Aftonbladet yazarı Joanna Abrahamson, konuya dair eleştirel bir yazı yazarak sorumluları sorumluluk almaya davet etti.

Yazar yazısında yer verdiği boğulma olayları ile ilgili "Sessiz ölüm yılda 220 can alıyor" başlığı attı.

Yazıda "Boğulmak sessiz bir ölümdür" vurgusu yapan yazar, boğulma olaylarına karşı ülkede ulusal bir vizyon olmadığının altını çizdi.

Yazar konuya dair yazısını şöyle devaam ettirdi: Bir yüzme alanı insanlarla dolu olsa bile, birinin suya battığının fark edilip edilmediği kesin değildir. Daha geçen hafta sonu, boğulma kazalarında beş kişi öldü. Boğulma olaylarında erkekler daha fazla rol alıyor. İsveç Cankurtarma Derneği'ne göre bunun nedeni erkeklerin daha fazla risk alması ve gerçekte sahip olduklarından daha fazla yüzme yeteneğine sahip olduklarına inanmaları. Ama tehlikeli olan su değil, cehalettir ifadelerine yer verildi.

Her yıl yaklaşık 220 kişi boğulma nedeniyle hayatını kaybetmektedir ve bu, geçen yıl trafikte 190 ölüm ve  vurularak öldürülen 44 kişi ile karşılaştırıldığında en fazla ölümün boğulma sonucu yaşandığı görülüyor.

Belirsiz sorumluluk dağılımı

Belediyenin yüzme alanları belediyenin sorumluluğundadır. Ülkede bakım ve güvenlik çalışmaları çok farklı görünmektedir. İsveç belediyeleri ve bölgeleri (SKR), belediyeler arasında koordinasyon olmadığını ve bunun ulusal düzeyde yükseltmeyi tercih etmediklerini söylüyor. İsveç Cankurtarma Derneği, MSB'nin su güvenliği konusunda hükümet görevlendirmelerine sahip olmasına rağmen, bunu yapmadığını bu nedenle bölgedeki tam teşekküllü istatistikler ve gerçekler için çağrıda bulunuyor.

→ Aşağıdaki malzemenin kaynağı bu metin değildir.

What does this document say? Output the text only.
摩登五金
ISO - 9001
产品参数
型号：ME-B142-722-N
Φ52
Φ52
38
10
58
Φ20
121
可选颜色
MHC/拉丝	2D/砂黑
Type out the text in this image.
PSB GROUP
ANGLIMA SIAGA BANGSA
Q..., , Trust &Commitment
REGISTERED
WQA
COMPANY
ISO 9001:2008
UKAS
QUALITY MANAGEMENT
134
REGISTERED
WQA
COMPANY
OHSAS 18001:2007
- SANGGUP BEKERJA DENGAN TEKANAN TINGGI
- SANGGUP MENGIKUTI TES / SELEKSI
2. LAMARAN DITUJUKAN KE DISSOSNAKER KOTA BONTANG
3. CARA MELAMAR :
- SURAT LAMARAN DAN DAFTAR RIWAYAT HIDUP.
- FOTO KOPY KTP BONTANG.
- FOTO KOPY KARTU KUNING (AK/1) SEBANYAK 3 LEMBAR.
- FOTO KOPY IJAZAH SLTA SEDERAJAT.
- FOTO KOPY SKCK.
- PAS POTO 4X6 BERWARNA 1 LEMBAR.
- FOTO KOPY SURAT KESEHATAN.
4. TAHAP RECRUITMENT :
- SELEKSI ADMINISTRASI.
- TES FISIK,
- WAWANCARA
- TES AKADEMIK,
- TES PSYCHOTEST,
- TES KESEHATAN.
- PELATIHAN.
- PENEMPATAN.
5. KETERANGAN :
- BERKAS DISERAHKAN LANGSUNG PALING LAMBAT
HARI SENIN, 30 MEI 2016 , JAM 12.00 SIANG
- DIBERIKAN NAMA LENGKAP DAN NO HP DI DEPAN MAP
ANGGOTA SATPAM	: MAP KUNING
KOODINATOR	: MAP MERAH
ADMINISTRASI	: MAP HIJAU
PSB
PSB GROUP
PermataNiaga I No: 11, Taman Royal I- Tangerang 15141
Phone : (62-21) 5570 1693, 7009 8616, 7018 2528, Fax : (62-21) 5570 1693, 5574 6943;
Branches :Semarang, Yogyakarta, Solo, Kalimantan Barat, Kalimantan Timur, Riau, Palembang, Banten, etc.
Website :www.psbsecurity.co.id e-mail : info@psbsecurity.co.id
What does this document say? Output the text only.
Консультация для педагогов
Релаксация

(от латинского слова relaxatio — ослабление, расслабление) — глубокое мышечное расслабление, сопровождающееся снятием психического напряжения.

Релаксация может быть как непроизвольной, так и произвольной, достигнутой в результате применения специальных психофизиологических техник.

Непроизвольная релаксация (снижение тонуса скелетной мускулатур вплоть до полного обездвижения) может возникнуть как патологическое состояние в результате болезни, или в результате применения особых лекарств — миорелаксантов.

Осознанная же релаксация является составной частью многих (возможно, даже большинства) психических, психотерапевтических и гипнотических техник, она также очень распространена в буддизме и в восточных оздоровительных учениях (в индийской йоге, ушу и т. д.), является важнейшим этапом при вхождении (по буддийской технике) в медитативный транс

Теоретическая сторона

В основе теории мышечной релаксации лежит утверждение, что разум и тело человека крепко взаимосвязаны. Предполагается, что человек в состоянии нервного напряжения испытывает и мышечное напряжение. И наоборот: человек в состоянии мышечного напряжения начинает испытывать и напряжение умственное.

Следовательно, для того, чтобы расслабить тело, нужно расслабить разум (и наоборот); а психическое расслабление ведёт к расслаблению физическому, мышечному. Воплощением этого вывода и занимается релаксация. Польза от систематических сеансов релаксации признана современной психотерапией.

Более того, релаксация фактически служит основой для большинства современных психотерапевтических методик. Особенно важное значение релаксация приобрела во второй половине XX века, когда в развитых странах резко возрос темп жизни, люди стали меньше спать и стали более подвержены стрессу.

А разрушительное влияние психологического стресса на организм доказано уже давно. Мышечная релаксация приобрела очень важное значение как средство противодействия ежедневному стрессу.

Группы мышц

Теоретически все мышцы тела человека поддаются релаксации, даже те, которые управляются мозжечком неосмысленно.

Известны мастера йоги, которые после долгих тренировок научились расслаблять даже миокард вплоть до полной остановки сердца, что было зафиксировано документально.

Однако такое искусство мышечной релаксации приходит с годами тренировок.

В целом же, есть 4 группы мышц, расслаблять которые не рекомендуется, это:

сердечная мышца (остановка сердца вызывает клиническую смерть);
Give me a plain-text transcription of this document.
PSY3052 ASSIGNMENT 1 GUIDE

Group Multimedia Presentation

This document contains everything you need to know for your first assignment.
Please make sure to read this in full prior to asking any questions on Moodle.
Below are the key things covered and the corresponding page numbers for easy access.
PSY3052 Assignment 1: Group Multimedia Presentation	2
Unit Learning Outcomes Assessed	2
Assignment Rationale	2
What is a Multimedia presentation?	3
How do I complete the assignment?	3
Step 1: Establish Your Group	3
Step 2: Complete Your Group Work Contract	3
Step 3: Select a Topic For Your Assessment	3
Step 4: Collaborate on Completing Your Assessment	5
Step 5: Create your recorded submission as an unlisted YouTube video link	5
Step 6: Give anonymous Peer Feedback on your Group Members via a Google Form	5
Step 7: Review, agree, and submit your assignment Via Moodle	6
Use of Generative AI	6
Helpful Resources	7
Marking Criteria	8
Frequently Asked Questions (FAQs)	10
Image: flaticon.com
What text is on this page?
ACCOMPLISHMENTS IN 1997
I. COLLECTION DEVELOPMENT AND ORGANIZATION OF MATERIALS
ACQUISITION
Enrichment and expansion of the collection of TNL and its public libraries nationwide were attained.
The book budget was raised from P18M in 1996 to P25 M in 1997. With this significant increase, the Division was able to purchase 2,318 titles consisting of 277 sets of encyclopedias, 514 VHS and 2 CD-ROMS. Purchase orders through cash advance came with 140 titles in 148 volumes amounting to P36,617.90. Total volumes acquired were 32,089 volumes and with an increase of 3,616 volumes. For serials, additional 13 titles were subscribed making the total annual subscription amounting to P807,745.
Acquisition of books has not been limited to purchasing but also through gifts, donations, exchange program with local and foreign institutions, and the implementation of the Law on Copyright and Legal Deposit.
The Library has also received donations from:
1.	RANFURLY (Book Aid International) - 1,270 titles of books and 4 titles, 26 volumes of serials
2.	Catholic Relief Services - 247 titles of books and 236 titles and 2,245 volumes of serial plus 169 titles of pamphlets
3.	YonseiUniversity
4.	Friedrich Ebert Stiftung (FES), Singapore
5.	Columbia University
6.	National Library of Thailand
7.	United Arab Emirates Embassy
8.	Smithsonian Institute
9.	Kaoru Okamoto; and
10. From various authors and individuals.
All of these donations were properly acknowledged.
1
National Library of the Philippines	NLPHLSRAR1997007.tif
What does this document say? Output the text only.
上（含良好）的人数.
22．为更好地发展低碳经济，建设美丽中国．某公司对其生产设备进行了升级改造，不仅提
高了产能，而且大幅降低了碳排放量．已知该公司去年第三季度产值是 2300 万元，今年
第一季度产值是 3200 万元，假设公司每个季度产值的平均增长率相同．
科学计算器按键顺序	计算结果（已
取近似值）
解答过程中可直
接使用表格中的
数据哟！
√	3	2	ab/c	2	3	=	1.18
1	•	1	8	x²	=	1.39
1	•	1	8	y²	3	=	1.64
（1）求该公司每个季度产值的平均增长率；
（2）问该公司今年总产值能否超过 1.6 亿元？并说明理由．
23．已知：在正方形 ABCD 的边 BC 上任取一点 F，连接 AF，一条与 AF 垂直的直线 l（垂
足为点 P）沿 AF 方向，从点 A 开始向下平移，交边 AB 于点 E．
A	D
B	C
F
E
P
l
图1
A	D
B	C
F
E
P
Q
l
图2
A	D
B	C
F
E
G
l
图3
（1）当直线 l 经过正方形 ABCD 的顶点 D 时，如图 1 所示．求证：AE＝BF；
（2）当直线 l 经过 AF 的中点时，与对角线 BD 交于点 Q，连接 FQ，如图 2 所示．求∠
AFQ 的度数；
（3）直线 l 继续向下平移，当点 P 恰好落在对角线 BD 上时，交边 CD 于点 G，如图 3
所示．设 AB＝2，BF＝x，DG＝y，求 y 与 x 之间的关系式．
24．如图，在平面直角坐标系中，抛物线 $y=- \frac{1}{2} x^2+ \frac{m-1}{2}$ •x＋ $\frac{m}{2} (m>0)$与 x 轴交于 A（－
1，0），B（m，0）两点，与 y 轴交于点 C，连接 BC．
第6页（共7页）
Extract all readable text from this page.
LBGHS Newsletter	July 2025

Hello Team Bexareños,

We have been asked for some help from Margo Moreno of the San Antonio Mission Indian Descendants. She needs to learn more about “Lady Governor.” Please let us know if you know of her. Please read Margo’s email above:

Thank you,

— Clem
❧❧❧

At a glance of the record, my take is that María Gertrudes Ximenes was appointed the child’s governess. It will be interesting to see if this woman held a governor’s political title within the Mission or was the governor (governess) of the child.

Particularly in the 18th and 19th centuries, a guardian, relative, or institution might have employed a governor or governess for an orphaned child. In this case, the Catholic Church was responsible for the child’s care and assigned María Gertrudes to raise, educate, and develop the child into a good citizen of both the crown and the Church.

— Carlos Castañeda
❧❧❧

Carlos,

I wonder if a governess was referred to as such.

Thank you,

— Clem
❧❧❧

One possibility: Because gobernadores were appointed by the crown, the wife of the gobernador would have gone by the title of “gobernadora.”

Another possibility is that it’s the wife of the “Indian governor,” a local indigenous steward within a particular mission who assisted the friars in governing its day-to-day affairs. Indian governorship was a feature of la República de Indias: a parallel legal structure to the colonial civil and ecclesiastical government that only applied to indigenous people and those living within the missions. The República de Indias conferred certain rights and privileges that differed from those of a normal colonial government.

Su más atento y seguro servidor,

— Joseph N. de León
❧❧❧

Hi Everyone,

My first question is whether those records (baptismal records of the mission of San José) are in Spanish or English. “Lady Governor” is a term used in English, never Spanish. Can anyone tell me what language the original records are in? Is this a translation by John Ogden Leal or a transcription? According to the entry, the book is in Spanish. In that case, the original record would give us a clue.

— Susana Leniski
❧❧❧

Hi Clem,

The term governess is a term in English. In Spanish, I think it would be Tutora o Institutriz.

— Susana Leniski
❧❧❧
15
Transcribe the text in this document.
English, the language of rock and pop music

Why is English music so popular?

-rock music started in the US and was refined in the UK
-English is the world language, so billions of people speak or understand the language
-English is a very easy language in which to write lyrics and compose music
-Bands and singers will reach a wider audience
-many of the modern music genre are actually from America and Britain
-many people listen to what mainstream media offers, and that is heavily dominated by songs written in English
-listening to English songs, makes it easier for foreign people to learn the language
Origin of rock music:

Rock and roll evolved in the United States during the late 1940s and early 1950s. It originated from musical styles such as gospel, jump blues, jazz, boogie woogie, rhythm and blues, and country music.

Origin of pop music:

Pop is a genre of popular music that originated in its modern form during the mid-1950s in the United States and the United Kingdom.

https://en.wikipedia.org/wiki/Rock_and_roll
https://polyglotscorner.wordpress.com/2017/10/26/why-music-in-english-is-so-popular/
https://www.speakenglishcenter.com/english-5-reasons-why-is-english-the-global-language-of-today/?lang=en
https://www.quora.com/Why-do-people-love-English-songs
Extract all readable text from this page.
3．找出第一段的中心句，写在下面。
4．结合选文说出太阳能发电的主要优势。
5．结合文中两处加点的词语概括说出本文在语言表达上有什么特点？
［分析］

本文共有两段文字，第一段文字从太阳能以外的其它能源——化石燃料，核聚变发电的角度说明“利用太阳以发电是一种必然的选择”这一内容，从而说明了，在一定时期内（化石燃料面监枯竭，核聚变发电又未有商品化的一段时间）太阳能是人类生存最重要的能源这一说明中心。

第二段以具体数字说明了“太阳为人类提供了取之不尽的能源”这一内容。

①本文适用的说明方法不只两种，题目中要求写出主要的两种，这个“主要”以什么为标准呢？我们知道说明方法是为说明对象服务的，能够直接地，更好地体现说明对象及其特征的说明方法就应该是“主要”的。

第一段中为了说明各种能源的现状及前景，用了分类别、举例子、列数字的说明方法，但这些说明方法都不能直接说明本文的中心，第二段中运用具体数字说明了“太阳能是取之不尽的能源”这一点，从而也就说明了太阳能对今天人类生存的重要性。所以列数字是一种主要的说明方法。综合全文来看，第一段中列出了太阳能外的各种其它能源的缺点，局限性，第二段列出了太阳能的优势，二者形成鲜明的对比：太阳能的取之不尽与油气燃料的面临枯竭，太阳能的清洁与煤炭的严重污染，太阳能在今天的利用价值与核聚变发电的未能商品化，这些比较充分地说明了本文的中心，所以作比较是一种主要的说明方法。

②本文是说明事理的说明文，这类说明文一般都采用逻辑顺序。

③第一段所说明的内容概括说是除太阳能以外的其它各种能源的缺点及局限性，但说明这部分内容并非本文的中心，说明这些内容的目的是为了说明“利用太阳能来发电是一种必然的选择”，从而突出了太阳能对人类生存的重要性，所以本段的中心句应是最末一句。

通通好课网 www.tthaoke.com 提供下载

Tüm oyuncular işlerini yaparken, altı yaşındaki Rais geçen yaz bir yüzme gezisi sırasında bir okul arkadaşı tarafından havuzun dibinde ölü bulundu.

Müfredat, yüzme derslerinin önemi ile açıktır. Ancak Läraren dergisinden yapılan bir belediye anketi, 10 belediyeden 6'sının yüzme derslerinin ve yüzmenin çocuklar ve öğrencilerle güvenli bir şekilde nasıl yapılması gerektiğine dair merkezi yönergelerden yoksun olduğunu gösteriyor. Pandemi, kapalı yüzme havuzların da yetersiz eğitmene de yol açtı.

Yüzme güvenliği işi, bu kadar parçalı ve belirsiz bir sorumluluk paylaşımından fazlasını hak ediyor. Trafik kazalarını azaltmada başarıyı yakalayan İsveç bu konuda da trafik alanını iyi bir rol model olarak önüne koyabilir.

Riksdag 1997 gibi erken bir tarihte, kimsenin ölmemesine veya ciddi şekilde yaralanmamasına odaklanarak trafik kazalarından kaynaklı can kayıplarını, sıfıra indirmeye karar verdi. Trafik güvenliği sorumluluğu paylaşılıyor, ancak koordinasyonu İsveç Ulaştırma İdaresi yürütüyor.

Sadece boğulmak değil, durum konudan sorumlu politikacılar arasında da konuşulmuyor.

Tüm parti renklerinden ve her seviyeden politikacılar bir araya gelmeli ve boğulmayı önlemek ve caydırmak için bütünsel bir yaklaşım benimsemelidir. Çözümler zaten var: can yelekleri, suda ayıklık, yüzme okulu, cankurtaranlar, mayo kuralları, tekne güvenliği ve çocukların gözetimi gibi konular ciddi şekilde ele alınmalı, şaunda var olan kuralların uygulanmasında koordinasyon eksikliği var.

Bu nedenle İsveç'in boğulmaya karşı ulusal ölçüde vizyonu olduğundan bahsetmek imkansız ibarelerine yer verildi.